Edward Shorter’s comment 


        At Hartford Hospital, Hartford, CT, the director once said, “No more schizophrenics.” So, the staff changed all the diagnoses to “depression”   (Wiesel 1990). We have long known that schizophrenia and serious depression look a lot alike.  Kraepelin’s university psychiatric hospital in Heidelberg had great difficulty distinguishing them and both diagnostic terms were used in an interchangeable manner.  So, this would give rise to some kind of “combo” diagnosis.  But, please, not “schizoaffective disorder."

        Among insiders, “schizoaffective disorder” has always been something of a joke.  Paula Clayton, a member of the DSM-III Task Force, considered it a “wastebasket kind of diagnosis without (diagnostic) criteria, to be used when you couldn’t decide” (Shorter 2015). 

        With Gin Malhi and Erica Bell’s excellent piece, the joke becomes public.  At the very least, they say, we can relabel it “schizoaffective dysfunction,” so that what is, essentially, an overlap of psychotic schizophrenia and psychotic depression (melancholia) doesn’t sound like a disease of its own.

        Indeed, we can go one step further and say that the whole distinction between serious depression and schizophrenia into watertight compartments has been a bad idea.  Two points: 

1. The overlap is mainly psychotic depression.  “Schizophrenia” as a separate disease, like mumps, doesn’t really exist and is a kind of basin within which a number of separate disease entities swim around.  Catatonia has already been extracted from that basin.  Childhood schizophrenia will probably be next, as much of it turns out to be autistic catatonia.  Who knows what else will follow.  The nosological big wigs should get off the conference circuit and start observing their patients closely.

2. Depressive symptoms are so completely interlaced within schizophrenia that, for all intents and purposes, they really are a single disease.  The youngsters are often depressed before frank schizophrenic symptoms emerge.  Episodes of depression are interleaved within the schizophrenic course; and the depressive symptoms may continue well after the schizophrenia has cleared.  These conclusions are undergirded by an enormous psychiatric literature going back at least to Kraepelin and before.  This literature is rarely cited because it contradicts completely the DSM conventional wisdom that mood disorders and “schizophrenia” are separated by a firewall.   

        In an effort to chart this overlap, I compiled a not very systematic catalogue of the literature  and the discussion contributions in which the authors noted a significant overlap.  I searched  between 1954 (the year in which Willi Mayer-Gross, Elliot Slater and Martin Roth’s Clinical Psychiatry was published) and 1992, when Michael Alan Taylor’s classic article was published.  I came up with 49.  This is a significant number and in the face of this potent but buried body of literature one would have to be very careful about asserting that there are three disorders: schizophrenia, depression and schizoaffective disorder.  In fact, there may just be one, if we are talking about serious illness:  psychotic depression and its cousins that are variants on that theme.

        As the editors of this very well-conceived INHN series, “A critical analysis of concepts in psychiatry”  point out, “In the absence of a deep understanding of the pathophysiology of mental illnesses, therapies target psychopathology with the aim of achieving symptomatic improvement.

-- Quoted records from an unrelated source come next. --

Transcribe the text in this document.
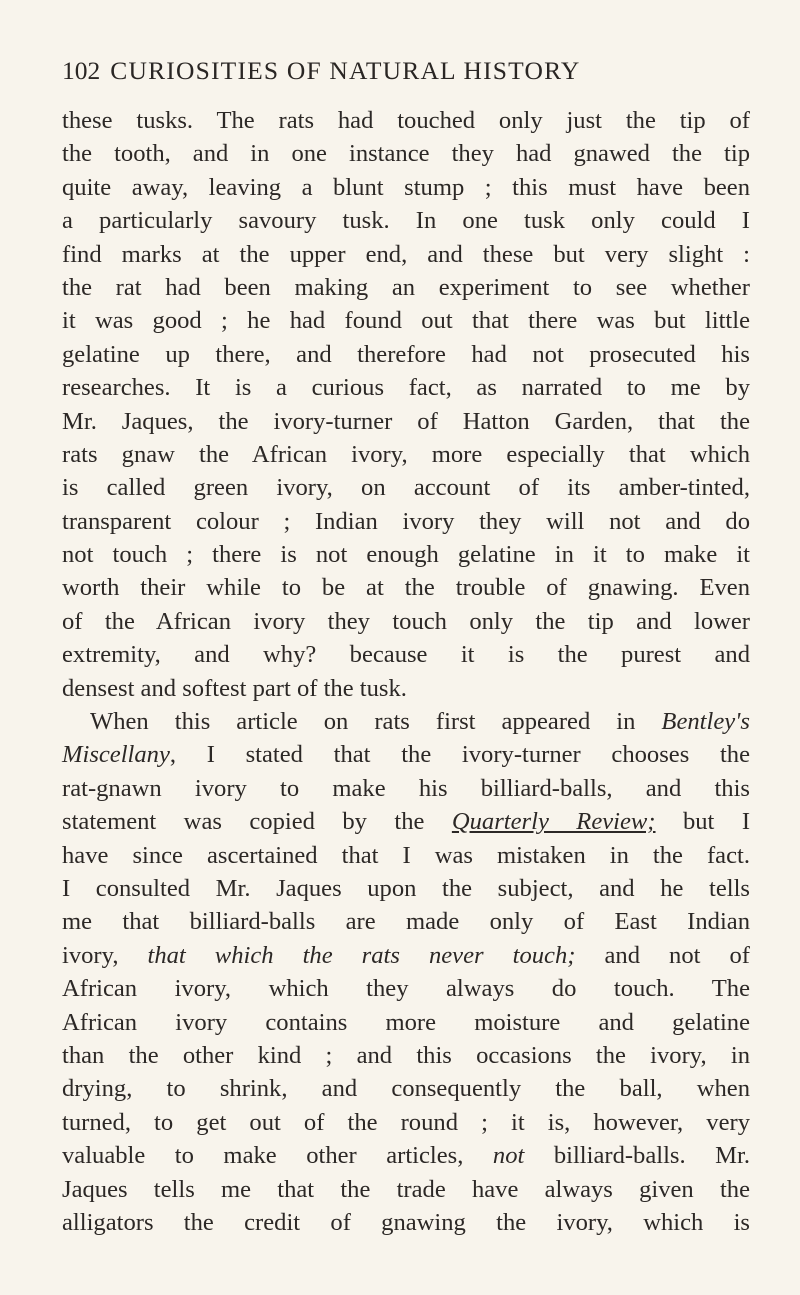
102 CURIOSITIES OF NATURAL HISTORY
these tusks. The rats had touched only just the tip of
the tooth, and in one instance they had gnawed the tip
quite away, leaving a blunt stump ; this must have been
a particularly savoury tusk. In one tusk only could I
find marks at the upper end, and these but very slight :
the rat had been making an experiment to see whether
it was good ; he had found out that there was but little
gelatine up there, and therefore had not prosecuted his
researches. It is a curious fact, as narrated to me by
Mr. Jaques, the ivory-turner of Hatton Garden, that the
rats gnaw the African ivory, more especially that which
is called green ivory, on account of its amber-tinted,
transparent colour ; Indian ivory they will not and do
not touch ; there is not enough gelatine in it to make it
worth their while to be at the trouble of gnawing. Even
of the African ivory they touch only the tip and lower
extremity, and why? because it is the purest and
densest and softest part of the tusk.
When this article on rats first appeared in Bentley's
Miscellany, I stated that the ivory-turner chooses the
rat-gnawn ivory to make his billiard-balls, and this
statement was copied by the Quarterly Review; but I
have since ascertained that I was mistaken in the fact.
I consulted Mr. Jaques upon the subject, and he tells
me that billiard-balls are made only of East Indian
ivory, that which the rats never touch; and not of
African ivory, which they always do touch. The
African ivory contains more moisture and gelatine
than the other kind ; and this occasions the ivory, in
drying, to shrink, and consequently the ball, when
turned, to get out of the round ; it is, however, very
valuable to make other articles, not billiard-balls. Mr.
Jaques tells me that the trade have always given the
alligators the credit of gnawing the ivory, which is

Hence, the distillation of syndromes into diagnoses has prematurely accorded disorders the status of diseases.”

        Beneath the symptoms that swim on the surface of illness, such as “psychosis” and “depression” there may well be deeper currents — real diseases —  that converge in their flow.  From time to time, these deeper currents may throw off “mood” symptoms, on another occasion “madness” or “agitation.”  The coming task of psychopathology is tracing the locus and course of these deeper currents and it will not be done with the study of “amine neurotransmitters.” 

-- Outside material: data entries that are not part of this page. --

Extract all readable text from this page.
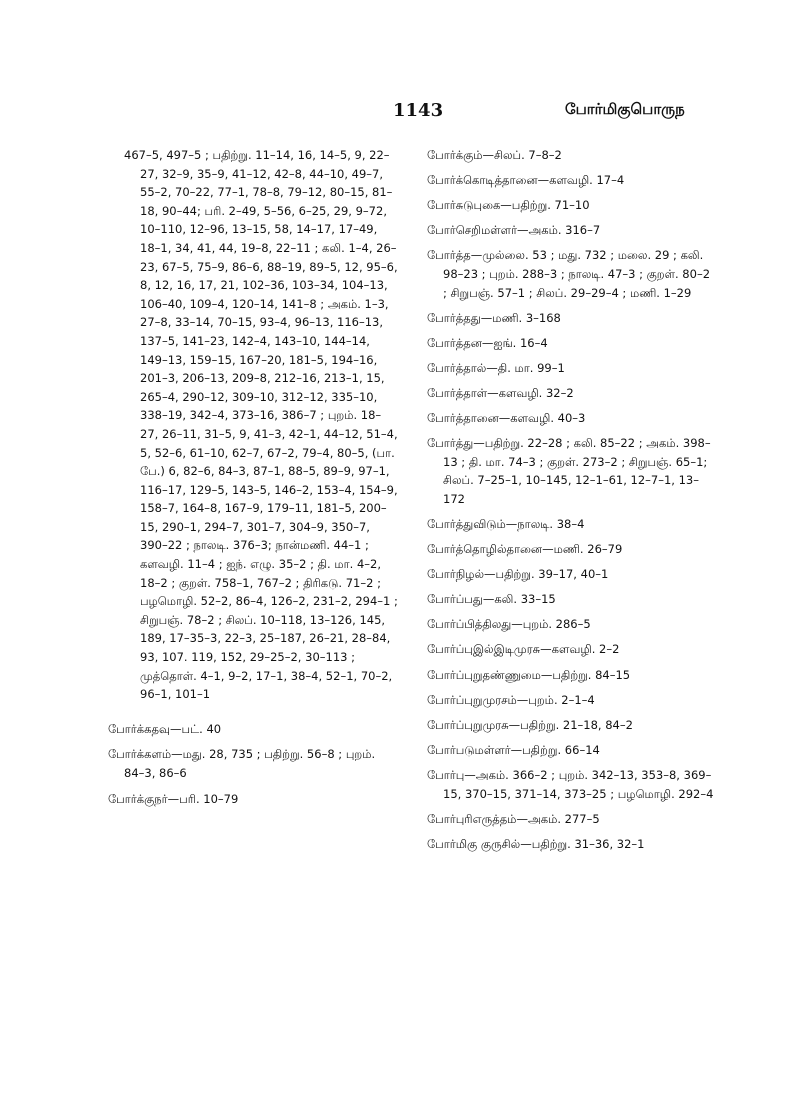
1143	போர்மிகுபொருந
467–5, 497–5 ; பதிற்று. 11–14, 16, 14–5, 9, 22–27, 32–9, 35–9, 41–12, 42–8, 44–10, 49–7, 55–2, 70–22, 77–1, 78–8, 79–12, 80–15, 81–18, 90–44; பரி. 2–49, 5–56, 6–25, 29, 9–72, 10–110, 12–96, 13–15, 58, 14–17, 17–49, 18–1, 34, 41, 44, 19–8, 22–11 ; கலி. 1–4, 26–23, 67–5, 75–9, 86–6, 88–19, 89–5, 12, 95–6, 8, 12, 16, 17, 21, 102–36, 103–34, 104–13, 106–40, 109–4, 120–14, 141–8 ; அகம். 1–3, 27–8, 33–14, 70–15, 93–4, 96–13, 116–13, 137–5, 141–23, 142–4, 143–10, 144–14, 149–13, 159–15, 167–20, 181–5, 194–16, 201–3, 206–13, 209–8, 212–16, 213–1, 15, 265–4, 290–12, 309–10, 312–12, 335–10, 338–19, 342–4, 373–16, 386–7 ; புறம். 18–27, 26–11, 31–5, 9, 41–3, 42–1, 44–12, 51–4, 5, 52–6, 61–10, 62–7, 67–2, 79–4, 80–5, (பா. பே.) 6, 82–6, 84–3, 87–1, 88–5, 89–9, 97–1, 116–17, 129–5, 143–5, 146–2, 153–4, 154–9, 158–7, 164–8, 167–9, 179–11, 181–5, 200–15, 290–1, 294–7, 301–7, 304–9, 350–7, 390–22 ; நாலடி. 376–3; நான்மணி. 44–1 ; களவழி. 11–4 ; ஐந். எழு. 35–2 ; தி. மா. 4–2, 18–2 ; குறள். 758–1, 767–2 ; திரிகடு. 71–2 ; பழமொழி. 52–2, 86–4, 126–2, 231–2, 294–1 ; சிறுபஞ். 78–2 ; சிலப். 10–118, 13–126, 145, 189, 17–35–3, 22–3, 25–187, 26–21, 28–84, 93, 107. 119, 152, 29–25–2, 30–113 ; முத்தொள். 4–1, 9–2, 17–1, 38–4, 52–1, 70–2, 96–1, 101–1
போர்க்கதவு—பட். 40
போர்க்களம்—மது. 28, 735 ; பதிற்று. 56–8 ; புறம். 84–3, 86–6
போர்க்குநர்—பரி. 10–79
போர்க்கும்—சிலப். 7–8–2
போர்க்கொடித்தானை—களவழி. 17–4
போர்சுடுபுகை—பதிற்று. 71–10
போர்செறிமள்ளர்—அகம். 316–7
போர்த்த—முல்லை. 53 ; மது. 732 ; மலை. 29 ; கலி. 98–23 ; புறம். 288–3 ; நாலடி. 47–3 ; குறள். 80–2 ; சிறுபஞ். 57–1 ; சிலப். 29–29–4 ; மணி. 1–29
போர்த்தது—மணி. 3–168
போர்த்தன—ஐங். 16–4
போர்த்தால்—தி. மா. 99–1
போர்த்தாள்—களவழி. 32–2
போர்த்தானை—களவழி. 40–3
போர்த்து—பதிற்று. 22–28 ; கலி. 85–22 ; அகம். 398–13 ; தி. மா. 74–3 ; குறள். 273–2 ; சிறுபஞ். 65–1; சிலப். 7–25–1, 10–145, 12–1–61, 12–7–1, 13–172
போர்த்துவிடும்—நாலடி. 38–4
போர்த்தொழில்தானை—மணி. 26–79
போர்நிழல்—பதிற்று. 39–17, 40–1
போர்ப்பது—கலி. 33–15
போர்ப்பித்திலது—புறம். 286–5
போர்ப்புஇல்இடிமுரசு—களவழி. 2–2
போர்ப்புறுதண்ணுமை—பதிற்று. 84–15
போர்ப்புறுமுரசம்—புறம். 2–1–4
போர்ப்புறுமுரசு—பதிற்று. 21–18, 84–2
போர்படுமள்ளர்—பதிற்று. 66–14
போர்பு—அகம். 366–2 ; புறம். 342–13, 353–8, 369–15, 370–15, 371–14, 373–25 ; பழமொழி. 292–4
போர்புரிஎருத்தம்—அகம். 277–5
போர்மிகு குருசில்—பதிற்று. 31–36, 32–1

        It would be an error to reduce these deeper currents to “Einheitspsychose” (unitary psychosis), because there may well be more than one deeper current that is producing symptoms.  Can we discover a treatment for any of them?  



Mayer-Gross W, Slater E, Roth M. Clinical Psychiatry. Pl. XVI. London : Cassell & Co., 1954.

Shorter E. What Psychiatry Left Out. New York: Routledge, 2015, pp. 138-9. 

Taylor MA. Are schizophrenia and affective disorder related? A selective literature review. Am J Psychiatry. 1992;149(1):22-32. 

Wiesel B. Oral History Interview. Archives of Hartford Hospital, Hartford, CT. August 16, 1990.  In: Shorter E. What Psychiatry Left Out of the DSM-5: Historical Mental Disorders Today. Routledge/Taylor & Francis Group. 2015, p. 13.